Gel formation: 5 mg of 1 were dissolved in MilliQ water (900 μL) with the aid of sonication. The addition of NaOH (0.5 M, 3 equiv.) and MilliQ water allowed the obtaining of a self-supporting hydrogel with the desired final concentration of 5 mg/mL. Gel formation was assessed via a vial inversion test.

4. Conclusions

In summary, we successfully designed and synthesised a hybrid peptide, whose backbone incorporated the [1]benzothieno[3,2-b]benzothiophene (BTBT) small-molecule semiconductor. The hybrid peptide was effectively self-assembled in water to give self-supporting hydrogels upon pH-switching with a fibrillar structure. Spectroscopic studies confirmed the formation of β-sheet assemblies and revealed the presence of strong π-π interactions between BTBT cores, that result in π-delocalization.
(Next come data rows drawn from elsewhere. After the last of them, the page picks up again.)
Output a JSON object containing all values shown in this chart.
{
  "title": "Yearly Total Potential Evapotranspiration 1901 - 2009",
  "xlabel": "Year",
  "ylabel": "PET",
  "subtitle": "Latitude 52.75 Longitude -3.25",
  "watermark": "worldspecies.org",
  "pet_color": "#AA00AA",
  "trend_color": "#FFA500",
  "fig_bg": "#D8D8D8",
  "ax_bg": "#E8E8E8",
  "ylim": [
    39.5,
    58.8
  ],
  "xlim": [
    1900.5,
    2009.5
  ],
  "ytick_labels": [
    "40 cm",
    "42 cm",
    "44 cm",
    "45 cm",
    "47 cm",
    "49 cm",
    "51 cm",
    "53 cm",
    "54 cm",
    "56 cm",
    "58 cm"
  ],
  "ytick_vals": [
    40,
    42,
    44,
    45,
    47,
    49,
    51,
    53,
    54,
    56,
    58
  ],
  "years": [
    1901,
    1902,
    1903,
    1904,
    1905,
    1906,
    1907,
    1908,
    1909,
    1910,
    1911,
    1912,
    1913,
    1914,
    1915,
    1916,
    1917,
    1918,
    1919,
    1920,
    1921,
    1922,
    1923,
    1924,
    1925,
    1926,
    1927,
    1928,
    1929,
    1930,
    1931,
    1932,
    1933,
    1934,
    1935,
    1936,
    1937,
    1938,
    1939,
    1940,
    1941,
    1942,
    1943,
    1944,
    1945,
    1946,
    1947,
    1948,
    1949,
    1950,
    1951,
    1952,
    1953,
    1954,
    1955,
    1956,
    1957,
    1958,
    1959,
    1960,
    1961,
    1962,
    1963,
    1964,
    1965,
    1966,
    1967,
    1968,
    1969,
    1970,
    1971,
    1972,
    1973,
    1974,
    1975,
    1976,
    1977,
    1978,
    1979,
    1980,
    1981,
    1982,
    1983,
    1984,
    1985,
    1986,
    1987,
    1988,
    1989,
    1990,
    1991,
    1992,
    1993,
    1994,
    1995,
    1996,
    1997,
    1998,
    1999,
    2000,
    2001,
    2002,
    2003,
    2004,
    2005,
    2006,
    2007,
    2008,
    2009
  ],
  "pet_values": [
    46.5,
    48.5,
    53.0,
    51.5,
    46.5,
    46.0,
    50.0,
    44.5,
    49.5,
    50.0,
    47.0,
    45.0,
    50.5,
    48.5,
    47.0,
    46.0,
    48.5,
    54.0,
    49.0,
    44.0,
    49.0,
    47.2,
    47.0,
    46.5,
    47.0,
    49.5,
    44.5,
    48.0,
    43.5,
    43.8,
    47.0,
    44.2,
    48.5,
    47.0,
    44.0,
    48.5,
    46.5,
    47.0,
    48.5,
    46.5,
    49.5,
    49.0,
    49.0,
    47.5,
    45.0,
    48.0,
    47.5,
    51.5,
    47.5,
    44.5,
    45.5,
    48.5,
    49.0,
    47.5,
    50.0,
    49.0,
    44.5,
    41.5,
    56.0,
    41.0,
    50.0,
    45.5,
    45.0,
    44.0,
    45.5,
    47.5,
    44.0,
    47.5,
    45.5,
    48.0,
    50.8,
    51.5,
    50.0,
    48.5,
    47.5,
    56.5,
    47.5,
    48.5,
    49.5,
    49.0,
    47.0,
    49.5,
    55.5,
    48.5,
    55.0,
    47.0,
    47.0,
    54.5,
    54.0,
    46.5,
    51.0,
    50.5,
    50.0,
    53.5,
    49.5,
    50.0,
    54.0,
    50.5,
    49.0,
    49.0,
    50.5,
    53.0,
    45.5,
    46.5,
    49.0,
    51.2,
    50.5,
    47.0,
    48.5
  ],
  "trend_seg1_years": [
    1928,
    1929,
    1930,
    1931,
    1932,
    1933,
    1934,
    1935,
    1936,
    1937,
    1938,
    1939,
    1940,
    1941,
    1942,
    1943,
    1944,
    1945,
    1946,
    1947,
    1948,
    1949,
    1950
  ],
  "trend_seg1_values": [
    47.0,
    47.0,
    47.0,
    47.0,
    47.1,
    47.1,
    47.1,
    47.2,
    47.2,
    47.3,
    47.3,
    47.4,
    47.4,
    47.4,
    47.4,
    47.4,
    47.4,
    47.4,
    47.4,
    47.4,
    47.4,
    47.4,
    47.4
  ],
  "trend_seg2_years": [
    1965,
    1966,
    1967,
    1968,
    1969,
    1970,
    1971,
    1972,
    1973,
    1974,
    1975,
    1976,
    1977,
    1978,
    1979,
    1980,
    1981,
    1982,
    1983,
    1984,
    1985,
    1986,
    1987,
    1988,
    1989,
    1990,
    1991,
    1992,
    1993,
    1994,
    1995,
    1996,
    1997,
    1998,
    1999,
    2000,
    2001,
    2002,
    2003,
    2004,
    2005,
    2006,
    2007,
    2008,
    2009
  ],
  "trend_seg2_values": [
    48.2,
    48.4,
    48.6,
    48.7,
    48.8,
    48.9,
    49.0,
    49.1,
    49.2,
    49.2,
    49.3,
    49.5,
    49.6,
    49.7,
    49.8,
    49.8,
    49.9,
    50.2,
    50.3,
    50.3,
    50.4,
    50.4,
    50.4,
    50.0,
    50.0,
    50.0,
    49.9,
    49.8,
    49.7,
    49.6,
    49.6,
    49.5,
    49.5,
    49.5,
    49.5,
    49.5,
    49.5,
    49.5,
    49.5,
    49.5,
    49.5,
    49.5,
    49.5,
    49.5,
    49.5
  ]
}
Such hybrid peptides showed high conductivity values, as high as 5.3 (±0.1) × 10⁻⁷ S cm⁻¹, corresponding to low operational voltages (i.e., 0 < V < 1 V). Broadening the voltage range ($-$3 V < V < +3 V), we reached a conductivity value equal to 1.6 (±0.1) × 10⁻⁵ S cm⁻¹. To the best of our knowledge, this conductivity value is one order of magnitude higher than state-of-the-art values reported in the literature related to non-gel BTBT-peptide hybrids. Such promising results pave the way towards interesting applications, where a soft, nanostructured, electrically-active and biocompatible material is required.